I don't have access to a "modern" C-specific reference at the moment,
but according to Stroustrup "The C++ Programming Language" 1e (1986):

    A pointer may be explicitly converted to any of the integral types
    large enough to hold it. ... The mapping function is also machine
    dependent....  An object of integral type may be explicitly
    converted to a pointer.  The mapping always carries and integer
    converted from a pointer back to the same pointer, but is
    otherwise machine dependent.

Something like these rules has to be enforced, or systems programming
(specifically, memory-mapped device drivers) can't be done in C.  So I
guess that code which searches for a video buffer (eg) and returns an
integer value which is the absolute address of that buffer (hardware
addresses are *not* C pointers) must therefore return

    (int) (void *) 0

to indicate "not found".  (A pretty good trick if that code was
written in another language.)  Code checking for it does something
like

    switch (address) {
    ((int) (void *) 0):
                          /* didn't find a video buffer */
                break;    /* etc */

Otherwise it's "badly broken."  What you're saying then is that 0 is 0
except when it's the inverse of (void *) 0.  A programming language is
supposed to make life easier for humans, not for compilers and
automatic code verifiers.
    (It occurs to me that the semantics of a cast are not the same as
the semantics of initialization, and therefore the above code doesn't
necessarily work, either.  Maybe it could be made to do so, but if not
we need to define an otherwise unused variable to do this:

    void * const null_pointer = 0;  (int) null_pointer

gaaaakkk.  This may be unbroken code but it looks like a pretty broken
language to me.)
    I agree that for portability's sake, the above is necessary.  I
can imagine that there could be machines where it makes sense for some
reason to put NULL somewhere other than address 0.  But the
convenience of having 0 mean 0 in the context of the argument of the
conversion (type *) 0 seems overwhelming to me.  If you don't like
this, then define a new keyword (NULL would be a good candidate except
lots of code seems to use it to mean "false") which means what we
currently call a NULL pointer, and disallow the use of *any* integral
value to mean NULL pointer.
    I understand the logic of saying that in a program "0" is just a
token, and the internal representation can be whatever you want.  But
I think it's an unfair burden to place on everyday programming:  "is
this an integer or is it the special token used to represent null
pointers in initialization and comparison?  oh yeah, it is."
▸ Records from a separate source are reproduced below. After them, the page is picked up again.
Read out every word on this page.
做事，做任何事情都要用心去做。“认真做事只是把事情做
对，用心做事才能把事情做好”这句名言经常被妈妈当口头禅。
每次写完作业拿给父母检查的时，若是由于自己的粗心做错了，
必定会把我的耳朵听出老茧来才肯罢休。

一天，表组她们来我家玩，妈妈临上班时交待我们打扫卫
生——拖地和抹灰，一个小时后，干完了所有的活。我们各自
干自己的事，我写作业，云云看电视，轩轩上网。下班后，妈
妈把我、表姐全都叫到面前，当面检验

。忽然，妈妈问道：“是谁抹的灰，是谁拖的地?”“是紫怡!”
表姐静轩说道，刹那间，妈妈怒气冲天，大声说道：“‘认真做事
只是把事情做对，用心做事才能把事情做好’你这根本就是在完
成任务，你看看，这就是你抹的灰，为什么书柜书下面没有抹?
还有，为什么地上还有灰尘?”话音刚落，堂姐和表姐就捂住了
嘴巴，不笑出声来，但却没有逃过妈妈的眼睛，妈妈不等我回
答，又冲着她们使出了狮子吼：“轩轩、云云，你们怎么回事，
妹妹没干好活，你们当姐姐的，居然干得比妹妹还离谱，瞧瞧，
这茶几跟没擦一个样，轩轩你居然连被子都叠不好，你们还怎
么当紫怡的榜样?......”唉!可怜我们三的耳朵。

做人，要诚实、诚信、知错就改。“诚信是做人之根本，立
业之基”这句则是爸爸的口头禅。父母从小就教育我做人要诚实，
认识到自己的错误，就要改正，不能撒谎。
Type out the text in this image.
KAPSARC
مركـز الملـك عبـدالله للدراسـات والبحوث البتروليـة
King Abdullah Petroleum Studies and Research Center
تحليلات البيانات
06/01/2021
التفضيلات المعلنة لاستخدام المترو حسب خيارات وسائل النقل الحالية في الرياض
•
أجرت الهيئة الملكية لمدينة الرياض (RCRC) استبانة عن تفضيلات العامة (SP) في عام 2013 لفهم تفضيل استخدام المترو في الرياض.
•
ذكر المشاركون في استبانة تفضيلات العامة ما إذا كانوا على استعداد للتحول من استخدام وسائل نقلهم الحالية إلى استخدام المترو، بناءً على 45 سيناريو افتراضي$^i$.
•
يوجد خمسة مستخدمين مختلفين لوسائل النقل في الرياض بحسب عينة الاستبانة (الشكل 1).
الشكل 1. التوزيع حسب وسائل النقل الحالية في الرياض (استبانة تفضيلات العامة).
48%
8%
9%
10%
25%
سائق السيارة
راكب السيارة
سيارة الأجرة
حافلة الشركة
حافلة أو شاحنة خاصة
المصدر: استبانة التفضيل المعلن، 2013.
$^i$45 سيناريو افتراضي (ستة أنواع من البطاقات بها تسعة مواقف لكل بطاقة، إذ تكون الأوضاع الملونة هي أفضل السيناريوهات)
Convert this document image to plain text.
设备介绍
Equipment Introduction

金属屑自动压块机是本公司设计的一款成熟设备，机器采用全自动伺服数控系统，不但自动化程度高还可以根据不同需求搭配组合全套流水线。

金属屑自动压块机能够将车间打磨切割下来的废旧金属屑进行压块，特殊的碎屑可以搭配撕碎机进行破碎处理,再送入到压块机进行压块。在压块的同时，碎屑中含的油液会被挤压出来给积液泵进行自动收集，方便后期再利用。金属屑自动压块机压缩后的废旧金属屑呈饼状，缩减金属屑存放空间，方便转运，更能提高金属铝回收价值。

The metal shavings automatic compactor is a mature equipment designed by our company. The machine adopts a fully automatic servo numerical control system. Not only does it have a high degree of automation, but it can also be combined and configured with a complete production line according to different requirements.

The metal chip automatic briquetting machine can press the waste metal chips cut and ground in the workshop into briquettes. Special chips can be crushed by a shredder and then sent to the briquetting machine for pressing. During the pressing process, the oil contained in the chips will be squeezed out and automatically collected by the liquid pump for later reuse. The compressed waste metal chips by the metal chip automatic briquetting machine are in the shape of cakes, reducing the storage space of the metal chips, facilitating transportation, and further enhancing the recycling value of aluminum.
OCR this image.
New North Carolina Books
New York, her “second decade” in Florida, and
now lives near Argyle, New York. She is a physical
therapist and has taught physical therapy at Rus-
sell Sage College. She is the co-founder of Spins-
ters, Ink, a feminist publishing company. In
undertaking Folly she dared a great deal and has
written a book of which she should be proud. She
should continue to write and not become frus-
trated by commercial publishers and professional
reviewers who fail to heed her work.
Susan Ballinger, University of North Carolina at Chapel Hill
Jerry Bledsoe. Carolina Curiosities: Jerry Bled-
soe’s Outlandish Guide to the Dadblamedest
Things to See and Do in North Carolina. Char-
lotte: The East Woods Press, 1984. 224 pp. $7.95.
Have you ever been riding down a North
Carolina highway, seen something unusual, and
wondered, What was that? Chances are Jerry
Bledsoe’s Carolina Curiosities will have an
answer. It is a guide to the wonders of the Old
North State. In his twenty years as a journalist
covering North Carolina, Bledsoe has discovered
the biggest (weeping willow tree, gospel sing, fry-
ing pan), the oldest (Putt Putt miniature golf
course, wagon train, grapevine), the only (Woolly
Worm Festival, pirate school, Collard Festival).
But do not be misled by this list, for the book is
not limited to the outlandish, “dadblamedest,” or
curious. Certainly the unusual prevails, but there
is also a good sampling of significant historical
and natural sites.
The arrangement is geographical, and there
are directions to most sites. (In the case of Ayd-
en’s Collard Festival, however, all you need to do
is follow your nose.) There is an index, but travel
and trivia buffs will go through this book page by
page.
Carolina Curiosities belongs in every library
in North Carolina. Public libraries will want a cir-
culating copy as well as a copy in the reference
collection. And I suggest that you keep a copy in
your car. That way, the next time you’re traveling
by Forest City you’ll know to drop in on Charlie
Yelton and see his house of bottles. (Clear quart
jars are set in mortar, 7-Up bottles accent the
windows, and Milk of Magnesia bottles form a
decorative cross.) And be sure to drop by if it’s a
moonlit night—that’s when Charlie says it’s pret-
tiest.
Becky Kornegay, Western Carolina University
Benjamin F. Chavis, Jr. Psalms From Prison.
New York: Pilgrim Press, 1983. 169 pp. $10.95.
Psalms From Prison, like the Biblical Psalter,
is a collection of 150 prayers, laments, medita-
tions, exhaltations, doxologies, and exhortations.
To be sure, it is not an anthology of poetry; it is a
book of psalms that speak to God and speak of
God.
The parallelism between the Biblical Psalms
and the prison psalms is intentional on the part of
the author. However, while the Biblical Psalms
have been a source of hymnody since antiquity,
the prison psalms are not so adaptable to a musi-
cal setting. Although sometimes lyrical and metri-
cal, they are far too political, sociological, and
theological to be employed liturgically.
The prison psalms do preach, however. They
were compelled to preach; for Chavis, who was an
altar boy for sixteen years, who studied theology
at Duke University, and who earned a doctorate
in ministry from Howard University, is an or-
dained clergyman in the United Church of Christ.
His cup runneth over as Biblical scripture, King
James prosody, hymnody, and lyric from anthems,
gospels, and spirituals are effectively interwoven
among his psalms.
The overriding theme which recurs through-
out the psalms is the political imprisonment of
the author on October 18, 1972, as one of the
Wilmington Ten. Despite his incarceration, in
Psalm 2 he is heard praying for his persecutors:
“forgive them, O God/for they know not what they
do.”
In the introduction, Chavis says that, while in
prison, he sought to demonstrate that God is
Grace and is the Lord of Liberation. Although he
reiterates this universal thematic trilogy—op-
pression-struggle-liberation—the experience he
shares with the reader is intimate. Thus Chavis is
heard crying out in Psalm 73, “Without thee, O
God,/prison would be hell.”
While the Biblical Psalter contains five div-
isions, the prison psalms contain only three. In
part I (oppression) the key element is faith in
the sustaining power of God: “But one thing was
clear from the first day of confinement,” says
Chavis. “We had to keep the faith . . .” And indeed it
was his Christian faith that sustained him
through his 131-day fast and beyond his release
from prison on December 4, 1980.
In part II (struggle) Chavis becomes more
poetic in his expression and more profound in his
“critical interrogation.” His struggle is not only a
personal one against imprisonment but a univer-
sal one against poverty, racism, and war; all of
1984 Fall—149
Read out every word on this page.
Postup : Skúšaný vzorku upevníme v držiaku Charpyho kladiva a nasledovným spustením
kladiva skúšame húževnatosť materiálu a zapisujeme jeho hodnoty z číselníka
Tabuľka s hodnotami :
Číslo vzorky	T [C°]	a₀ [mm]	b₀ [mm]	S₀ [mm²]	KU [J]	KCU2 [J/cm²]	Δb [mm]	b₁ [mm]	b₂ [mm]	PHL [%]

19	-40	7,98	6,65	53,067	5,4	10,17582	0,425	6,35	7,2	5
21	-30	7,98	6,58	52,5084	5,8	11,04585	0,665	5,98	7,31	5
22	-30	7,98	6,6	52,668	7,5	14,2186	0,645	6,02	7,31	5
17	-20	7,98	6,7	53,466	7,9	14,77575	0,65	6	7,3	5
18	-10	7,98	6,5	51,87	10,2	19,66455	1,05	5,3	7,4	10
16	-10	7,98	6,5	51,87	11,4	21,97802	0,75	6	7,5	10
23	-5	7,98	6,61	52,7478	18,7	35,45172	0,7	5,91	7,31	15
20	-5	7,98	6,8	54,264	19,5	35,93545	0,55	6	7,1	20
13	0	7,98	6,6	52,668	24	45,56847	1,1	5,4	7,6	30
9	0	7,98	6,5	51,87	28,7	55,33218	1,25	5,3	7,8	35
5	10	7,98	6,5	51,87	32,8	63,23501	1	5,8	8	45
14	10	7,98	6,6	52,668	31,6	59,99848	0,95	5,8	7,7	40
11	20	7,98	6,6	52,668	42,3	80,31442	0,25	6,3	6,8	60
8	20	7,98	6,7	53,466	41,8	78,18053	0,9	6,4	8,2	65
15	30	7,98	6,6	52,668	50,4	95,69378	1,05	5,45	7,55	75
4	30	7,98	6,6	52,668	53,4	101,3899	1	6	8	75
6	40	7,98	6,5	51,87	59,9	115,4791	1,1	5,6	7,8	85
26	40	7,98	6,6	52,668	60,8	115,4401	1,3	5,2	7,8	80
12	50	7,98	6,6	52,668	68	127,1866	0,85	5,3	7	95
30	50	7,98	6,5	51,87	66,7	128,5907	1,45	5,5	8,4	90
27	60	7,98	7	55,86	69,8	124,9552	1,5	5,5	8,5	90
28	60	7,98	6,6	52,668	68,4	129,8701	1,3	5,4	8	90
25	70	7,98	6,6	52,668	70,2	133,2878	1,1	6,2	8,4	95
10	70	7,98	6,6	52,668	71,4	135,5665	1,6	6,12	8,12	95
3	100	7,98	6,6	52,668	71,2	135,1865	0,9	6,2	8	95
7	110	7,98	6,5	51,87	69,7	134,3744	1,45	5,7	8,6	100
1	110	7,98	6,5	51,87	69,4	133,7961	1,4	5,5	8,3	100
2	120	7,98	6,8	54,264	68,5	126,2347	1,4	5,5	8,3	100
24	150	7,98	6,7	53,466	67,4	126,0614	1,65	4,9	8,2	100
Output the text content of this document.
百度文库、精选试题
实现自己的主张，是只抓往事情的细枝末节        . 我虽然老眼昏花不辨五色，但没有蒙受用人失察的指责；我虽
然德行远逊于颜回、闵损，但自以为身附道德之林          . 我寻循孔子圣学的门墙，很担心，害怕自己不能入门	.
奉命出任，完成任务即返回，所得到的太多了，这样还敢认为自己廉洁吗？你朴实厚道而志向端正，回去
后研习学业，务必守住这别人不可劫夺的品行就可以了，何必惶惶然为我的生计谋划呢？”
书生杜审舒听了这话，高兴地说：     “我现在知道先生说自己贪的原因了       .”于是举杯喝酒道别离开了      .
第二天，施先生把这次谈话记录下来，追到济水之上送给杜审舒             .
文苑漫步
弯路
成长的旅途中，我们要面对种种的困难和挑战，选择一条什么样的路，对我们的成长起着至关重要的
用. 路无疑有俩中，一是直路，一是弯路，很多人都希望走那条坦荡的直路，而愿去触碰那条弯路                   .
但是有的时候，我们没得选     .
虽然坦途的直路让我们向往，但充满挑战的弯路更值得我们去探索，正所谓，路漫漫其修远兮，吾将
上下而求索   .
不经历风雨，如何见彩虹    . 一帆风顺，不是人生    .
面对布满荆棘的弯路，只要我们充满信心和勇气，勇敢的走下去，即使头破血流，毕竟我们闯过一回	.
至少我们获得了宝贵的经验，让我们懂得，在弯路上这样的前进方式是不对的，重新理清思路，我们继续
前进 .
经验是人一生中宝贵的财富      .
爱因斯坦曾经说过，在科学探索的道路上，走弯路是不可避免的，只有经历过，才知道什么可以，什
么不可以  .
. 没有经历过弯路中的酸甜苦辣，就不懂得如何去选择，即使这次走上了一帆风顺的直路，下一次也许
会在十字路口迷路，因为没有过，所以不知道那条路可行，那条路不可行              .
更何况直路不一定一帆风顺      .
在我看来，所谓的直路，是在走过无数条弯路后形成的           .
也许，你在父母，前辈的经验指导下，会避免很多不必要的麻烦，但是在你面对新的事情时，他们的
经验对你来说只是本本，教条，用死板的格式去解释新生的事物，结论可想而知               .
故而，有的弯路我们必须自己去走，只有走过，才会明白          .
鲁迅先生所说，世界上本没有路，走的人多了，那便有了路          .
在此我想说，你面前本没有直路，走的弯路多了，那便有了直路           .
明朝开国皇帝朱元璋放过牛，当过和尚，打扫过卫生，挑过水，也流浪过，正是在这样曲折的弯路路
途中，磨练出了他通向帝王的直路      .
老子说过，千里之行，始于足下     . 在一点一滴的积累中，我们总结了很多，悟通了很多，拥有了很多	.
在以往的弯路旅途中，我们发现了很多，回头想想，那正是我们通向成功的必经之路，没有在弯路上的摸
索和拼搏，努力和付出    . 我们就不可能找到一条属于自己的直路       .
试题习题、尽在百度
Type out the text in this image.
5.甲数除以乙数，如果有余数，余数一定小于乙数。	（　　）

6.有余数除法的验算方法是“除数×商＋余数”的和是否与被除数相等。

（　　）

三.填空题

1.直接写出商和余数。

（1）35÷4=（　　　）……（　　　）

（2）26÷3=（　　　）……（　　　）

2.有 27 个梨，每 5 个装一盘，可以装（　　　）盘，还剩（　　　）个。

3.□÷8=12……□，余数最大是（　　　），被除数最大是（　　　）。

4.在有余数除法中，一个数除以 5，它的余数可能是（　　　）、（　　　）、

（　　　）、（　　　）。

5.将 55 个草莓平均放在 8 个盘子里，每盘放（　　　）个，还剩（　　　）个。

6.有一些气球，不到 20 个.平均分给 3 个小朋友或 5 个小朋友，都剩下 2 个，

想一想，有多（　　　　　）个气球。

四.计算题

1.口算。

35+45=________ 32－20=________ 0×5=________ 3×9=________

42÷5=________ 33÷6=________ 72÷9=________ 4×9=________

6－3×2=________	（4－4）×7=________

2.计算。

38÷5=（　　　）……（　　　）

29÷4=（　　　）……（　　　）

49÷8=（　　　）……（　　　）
   The problem with this is that probably most of libc and go32 (at least the
   assembly parts) would assume that the null pointer points to memory location
   zero.

   If implemented, this could catch a lot of bad code, but it would also make
   porting programs to DJGPP harder.

I don't see why this catches bad code better than protecting page
zero.  Unless you're planning on protecting both, and logging the
names of any programmers whose code checks for (int) p == 0 where p is
a T*.

    --Steve